Confirmées (sélection) : expansion des ETF crypto au comptant aux 11 principaux actifs numériques ; conversion en ETF des stratégies multi-crypto de Grayscale et Bitwise ; autorisation par la SEC des opérations en nature pour les ETP crypto (juillet 2025) ; les ETF actifs américains représentant plus de 34 % des flux totaux ; le franchissement du seuil de 1 000 milliards pour les ETF actifs américains (26 mars 2025) ; l’entrée sur le marché des ETF d’Apollo, de Lazard et de Russell Investments ; en Europe, le franchissement de 3 200 milliards d’actifs sous gestion et 508 nouveaux produits ; l’acquisition d’AXA IM par BNP Paribas ; la CBI irlandaise a assoupli les exigences de transparence sur le portefeuille ; dans la région APAC, la Chine a dépassé le Japon en tant que premier marché régional des ETF.
Prédictions erronées ou partiellement manquées : les actifs numériques n’ont pas dépassé ceux des métaux précieux (qui ont connu une année exceptionnelle, avec une performance de +50 % et des flux 12 fois supérieurs à ceux de 2024) ; les obligations gérées activement n’ont pas atteint la parité avec les obligations gérées passivement (elles s’en approchent, mais pas encore) ; en Europe, aucun émetteur n’a obtenu l’autorisation pour un ETF tokenisé ; aucun gestionnaire d’ETF n’a ajouté de classe d’actions non cotée à sa gamme d’ETF.
Infrastructure : le facteur déterminant
Tant le rapport de State Street que les contributions des acteurs de l’écosystème — DTCC, Clearstream, SIFMA, Deutsche Börse, London Stock Exchange, SIX Group — convergent sur un point : la croissance future dépendra de l’évolution de l’infrastructure post-négociation.
En Europe, Clearstream souligne la nécessité d’une approche intégrée qui relie les modèles de règlement internationaux et nationaux (ICSD et T2S), renforce les outils d’atténuation des défaillances et prépare le marché au passage au régime T+1. Euronext a lancé la plateforme Euronext ETF Europe afin de réduire la fragmentation du marché européen.

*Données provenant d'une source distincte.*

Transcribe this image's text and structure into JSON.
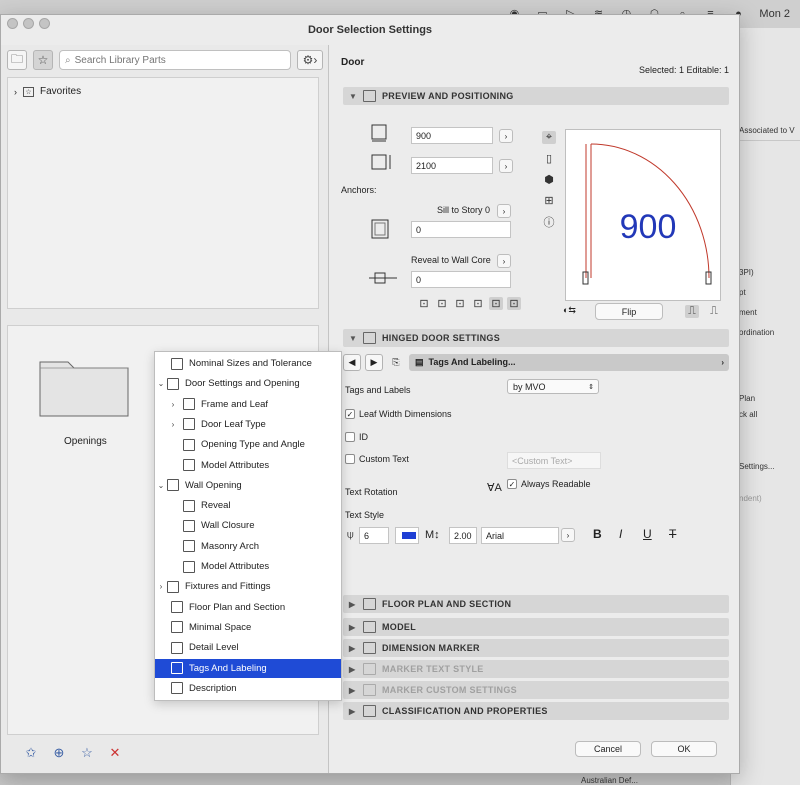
{
  "menubar": {
    "clock": "Mon 2"
  },
  "dialog": {
    "title": "Door Selection Settings"
  },
  "library": {
    "search_placeholder": "Search Library Parts",
    "favorites_label": "Favorites",
    "folder_label": "Openings"
  },
  "header": {
    "element": "Door",
    "selected": "Selected: 1 Editable: 1"
  },
  "preview_section": {
    "title": "PREVIEW AND POSITIONING",
    "width": "900",
    "height": "2100",
    "anchors_label": "Anchors:",
    "sill_label": "Sill to Story 0",
    "sill_value": "0",
    "reveal_label": "Reveal to Wall Core",
    "reveal_value": "0",
    "preview_dim": "900",
    "flip_label": "Flip"
  },
  "hinged_section": {
    "title": "HINGED DOOR SETTINGS",
    "current_tab": "Tags And Labeling...",
    "tags_label": "Tags and Labels",
    "tags_value": "by MVO",
    "leaf_width": "Leaf Width Dimensions",
    "id_label": "ID",
    "custom_text": "Custom Text",
    "custom_text_placeholder": "<Custom Text>",
    "text_rotation": "Text Rotation",
    "always_readable": "Always Readable",
    "text_style": "Text Style",
    "font_size": "6",
    "line_spacing": "2.00",
    "font_name": "Arial",
    "bold": "B",
    "italic": "I",
    "underline": "U",
    "strike": "T"
  },
  "tree": {
    "items": [
      {
        "label": "Nominal Sizes and Tolerance",
        "arrow": ""
      },
      {
        "label": "Door Settings and Opening",
        "arrow": "⌄"
      },
      {
        "label": "Frame and Leaf",
        "arrow": "›"
      },
      {
        "label": "Door Leaf Type",
        "arrow": "›"
      },
      {
        "label": "Opening Type and Angle",
        "arrow": ""
      },
      {
        "label": "Model Attributes",
        "arrow": ""
      },
      {
        "label": "Wall Opening",
        "arrow": "⌄"
      },
      {
        "label": "Reveal",
        "arrow": ""
      },
      {
        "label": "Wall Closure",
        "arrow": ""
      },
      {
        "label": "Masonry Arch",
        "arrow": ""
      },
      {
        "label": "Model Attributes",
        "arrow": ""
      },
      {
        "label": "Fixtures and Fittings",
        "arrow": "›"
      },
      {
        "label": "Floor Plan and Section",
        "arrow": ""
      },
      {
        "label": "Minimal Space",
        "arrow": ""
      },
      {
        "label": "Detail Level",
        "arrow": ""
      },
      {
        "label": "Tags And Labeling",
        "arrow": ""
      },
      {
        "label": "Description",
        "arrow": ""
      }
    ]
  },
  "collapsed_sections": [
    {
      "title": "FLOOR PLAN AND SECTION",
      "enabled": true
    },
    {
      "title": "MODEL",
      "enabled": true
    },
    {
      "title": "DIMENSION MARKER",
      "enabled": true
    },
    {
      "title": "MARKER TEXT STYLE",
      "enabled": false
    },
    {
      "title": "MARKER CUSTOM SETTINGS",
      "enabled": false
    },
    {
      "title": "CLASSIFICATION AND PROPERTIES",
      "enabled": true
    }
  ],
  "footer": {
    "cancel": "Cancel",
    "ok": "OK"
  },
  "background_window": {
    "texts": [
      "Associated to V",
      "3PI)",
      "pt",
      "ment",
      "ordination",
      "Plan",
      "ck all",
      "Settings...",
      "ndent)",
      "Australian Def..."
    ]
  },
  "colors": {
    "accent": "#1f4bd6",
    "preview_dim": "#2238b8",
    "door_line": "#c0392b"
  }
}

Aux États-Unis, la DTCC adapte Fund/SERV afin d’automatiser les conversions entre les catégories de fonds communs de placement et les ETF. En Europe, seuls 23 % des gestionnaires déclarent être en mesure de prendre en charge de manière autonome le lancement d’un ETF actif, 60 % affirment devoir accélérer leurs processus, et 93 % prévoient de recourir davantage à des sociétés de gestion tierces au cours des trois prochaines années.
Les voix de l’écosystème
Le rapport rassemble les contributions d’avocats, de bourses, de plateformes de distribution et d’opérateurs de marché qui s’accordent sur certaines priorités pour 2026 : la gestion des conflits d’intérêts liés aux classes d’actions d’ETF dans les canaux de distribution traditionnels (le modèle de rémunération basé sur les commissions 12b-1 ne s’adapte pas directement aux ETF) ; l’intégration post-négociation en Europe comme condition préalable à l’évolutivité ; la croissance des ETF actifs en Australie, qui pourrait marquer un tournant (avec des estimations de 10 milliards d’afflux) ; la préparation opérationnelle du marché comme exigence non négociable pour ceux qui souhaitent entrer dans le secteur.
Conclusion
Le «2026 Global ETF Outlook» de State Street ne conteste pas la trajectoire de croissance du secteur. Il la confirme, au contraire, avec des données précises et des prévisions chiffrées. La nouveauté réside dans l’importance accordée aux facteurs opérationnels : gestion de la liquidité, capacité d’exécution, infrastructure de distribution. Ceux-ci sont devenus des facteurs de différenciation au même titre que la capacité à innover sur le produit. Les ETF ne sont plus seulement un instrument d’investissement. Ils sont devenus une infrastructure porteuse des portefeuilles et des marchés.